“It’s very difficult to anticipate and predict what’s going to happen when there is a change in league and change in quality,” Marcelo Bielsa said back in September, ahead of Leeds’ league opener at Anfield. Of the things we can glean from Bielsa, a prediction of the future from him is rarely one of them. The Argentine only deals in the present and his principles, with faith the latter will guide him through the unknowns of the future.
The question for his Leeds side was whether they could play the way they did in the Championship in the Premier League. In truth, it was a nicer way of asking if they could afford to be as offensive, knowing the firepower they were up against.
Newly-promoted Premier League teams generally see a reduction in their attacking capabilities, for obvious reasons. It’s more difficult to attack teams with more resources than you than it is to defend them. It’s also usually a conscious decision from these teams – the result of creating fewer opportunities – through defending deeper and/or committing fewer players in attack.
Like most things with Bielsa’s Leeds, they haven’t followed the trend. Nobody who has followed his teams closely expected him to alter his approach in the Premier League. The issue was how effective it would be moving up a level.

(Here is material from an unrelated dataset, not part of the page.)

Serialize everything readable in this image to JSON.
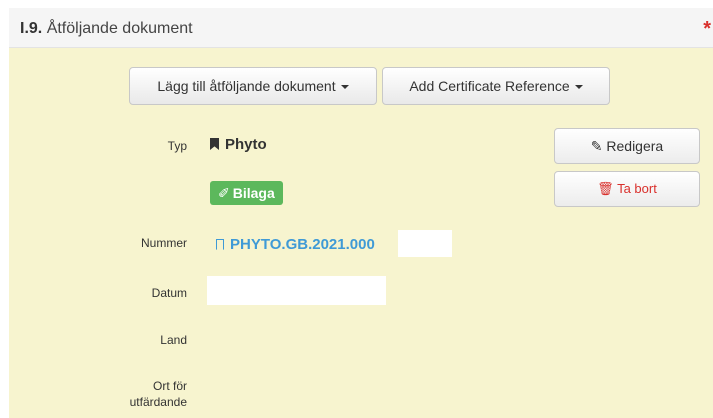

The first obstacle newly-promoted teams have to pass when it comes to generating attacks is in progressing the ball. Unless you have a distinctly direct style which allows you to play long often – with strong aerial presence and ability to retain the ball once it travels over a longer distance – teams will have to be more creative in how they progress up the pitch, against the interests of their opponents.
Considering Leeds’ style is rooted in attacking quickly and often, they have been able to achieve the first objective soundly so far. Using sequences data from Opta – a metric which looks at a team’s ‘passages of play’ before they are ended, either with a shot, defensive action or stoppage – we can see that only Liverpool have been able to access the final third with more regularity than Leeds.
In simple terms, Bielsa’s side are arriving to the final third frequently and also doing so with a favourable recurrence, in line with their amount of time in possession. This speaks well to the spine of the team, starting with ball-playing goalkeeper Illan Meslier who – along with his defenders and midfield help – have been able to create the conditions for moving the ball up the pitch in similar fashion to how they did in the Championship.
What about when they get to the final third?
Bielsa’s side are averaging a similar number of attempts from inside the box this season (10.8) as they did in their promotion-winning season (11), and it has lodged them firmly among the most active attacking teams in the Premier League so far.
Narrowing the focus to open play attacks, Leeds currently lead all Premier League teams for the number of shots inside the box per game (8.6) this season. Rather than this being the product of Leeds simply attempting a high volume of shots per game, Bielsa’s side have consistently been able to generate their attempts from the most rewarding zone – the penalty area. They rank fourth in the Premier League for the percentage of their open play shots that have been taken from inside the box (70%).
Factoring in the Expected Goals (xG) value of these attempts, in order to assess the quality of chances Leeds are creating, their prospects are further boosted. The Whites are currently positioned as the ‘best of the rest’ when it comes to creating attacking opportunities from open play. Backing up their attempts in terms of volume, Leeds are averaging 1.3 xG per game from open play shots in the box. Again, they rank second in the Premier League in this category, behind only the reigning champions Liverpool (1.47).
Of course, we can’t mention Marcelo Bielsa, Leeds United and the pursuit of attacking without mentioning Patrick Bamford. Among the many theories as to why Bamford is scoring at a much higher rate in the Premier League, and becoming the sort of threat not many were anticipating, the basis for his prospects remain much the same.
Leeds’ style of attacking hasn’t been degraded, nor has the frequency of opportunities that Bamford is finding in the Premier League. Between the team’s process, Bamford’s understanding of his role and also his physical output, the chances are still finding him at a strong rate. So much so, Bamford has attempted more shots from open play than any other player in the Premier League this season (40).
Whatever the reason for Bamford’s improved scoring rate, the pertinent point for Leeds and Marcelo Bielsa is that the process which got Leeds to the door of the Premier League is functioning as well now they’ve entered. Using the same system with only one or two new additions to the regular starting XI, Leeds are continuing to make life uncomfortable for their opponents, doing to multi-million pound defensive units what they did to less heralded opposition earlier in the year.
In terms of a longer view of the season, Leeds’ success will of course be dictated in large part by their defensive record. Perhaps logically, the only two teams who have conceded more than Leeds this season are fellow promoted sides Fulham (19) and West Brom (18). Yet the outlook for Leeds looks to be considerably different to the sides they made the step up with, so far.
In the wake of issues they have encountered in their opening 10 Premier League games, Bielsa has reiterated his belief that Leeds defend better when they attack better. If the Argentine is correct in his assessment, the balance of their fortunes can’t be too far away.